Court Opinion

ID: 9659565
Source: CourtListenerOpinion
Date Created: 2023-08-23 21:49:31.911513+00
Date Added: 2024-06-11T18:14:09.430691
License: Public Domain

MORGAN, Justice
(concurring specially).
I concur in the decision and I write specially only to suggest that there are some limitations on the “other just causes” referred to in the preamble to A.R.S.D. 55:01:12:05. Under this rule, the Career Service Commission has defined just causes for disciplinary action by the commissioner of the appointing authority. Grievant claims, on one hand, that all of the “just causes” delineated in A.R.S.D. 55:01:12:05 are duty related. The majority points, on the other hand, to two enumerated causes that may not be job related and thus refutes grievant’s claim that under the doctrine of ejusdem generis, the “other just causes” mentioned generally in the preamble must likewise be job related. Even though an appointing authority could deem spitting on the sidewalk to be a “just cause” for termination, there may be protections built into other terminology in the rule.

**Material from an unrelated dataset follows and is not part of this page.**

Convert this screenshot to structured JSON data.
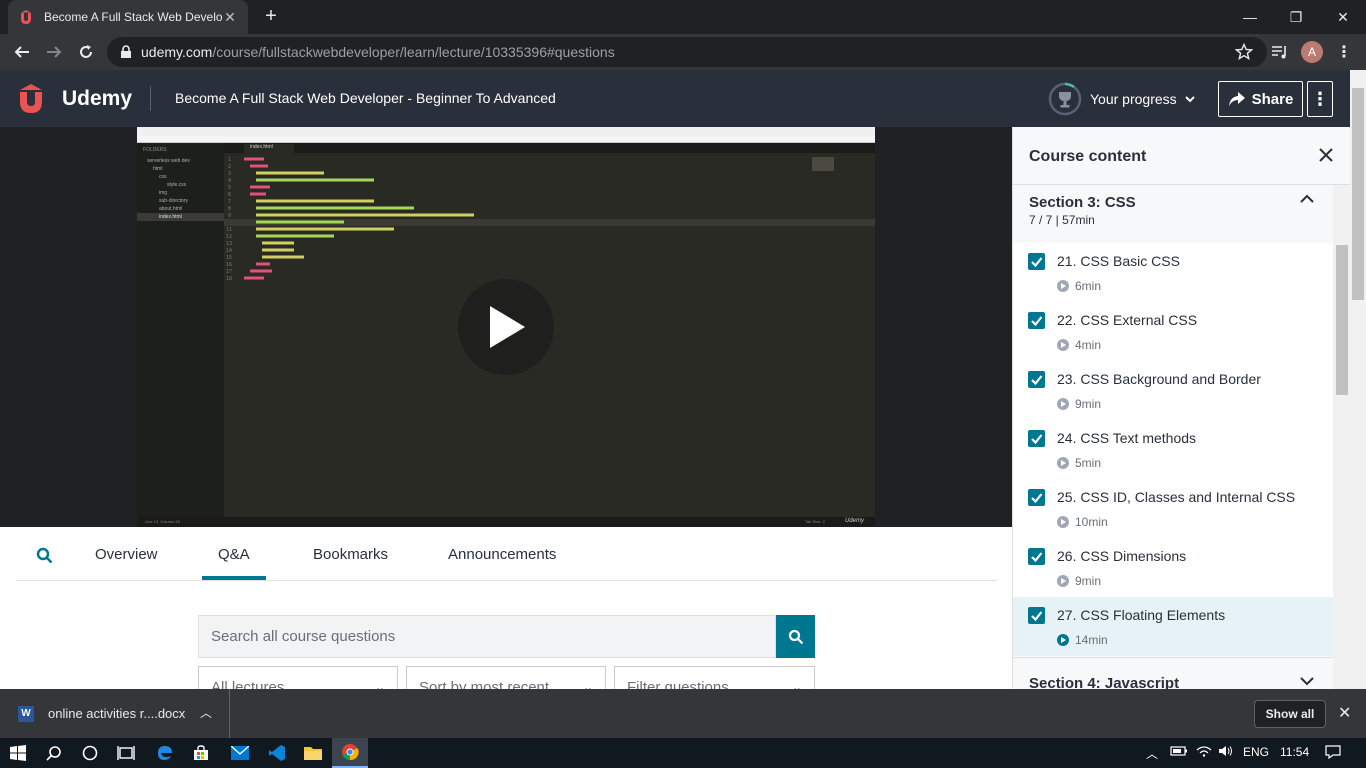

First, A.R.S.D. 55:01:12:05 requires that “[t]he commissioner shall assure that the foregoing actions shall be uniformly administered.” (Emphasis added.) This appears to place a considerably greater burden upon commissioners who preside over grievance hearings involving termination where the cause is not one of those enumerated in the rule.
Second, and perhaps more important in the context of this case, I would point out that where the Commission specifically enumerated under A.R.S.D. 55:01:12:05(1) that “... convicted of a felony which renders [employee] unfit to perform the duties of his position” (emphasis added) is cause for termination, any attempt to extend this to lesser offenses would clearly violate the doctrine of expressio unius est exclusio al-terius, the expression of one thing is the exclusion of a different thing. If the Commission wants to extend the grounds to other offenses, even those involving moral turpitude, it has the prerogative to do so under the rulemaking procedures. It is not for the appointing authority, nor the commissioner, nor certainly for this court to extend that provision any further than as specifically enumerated.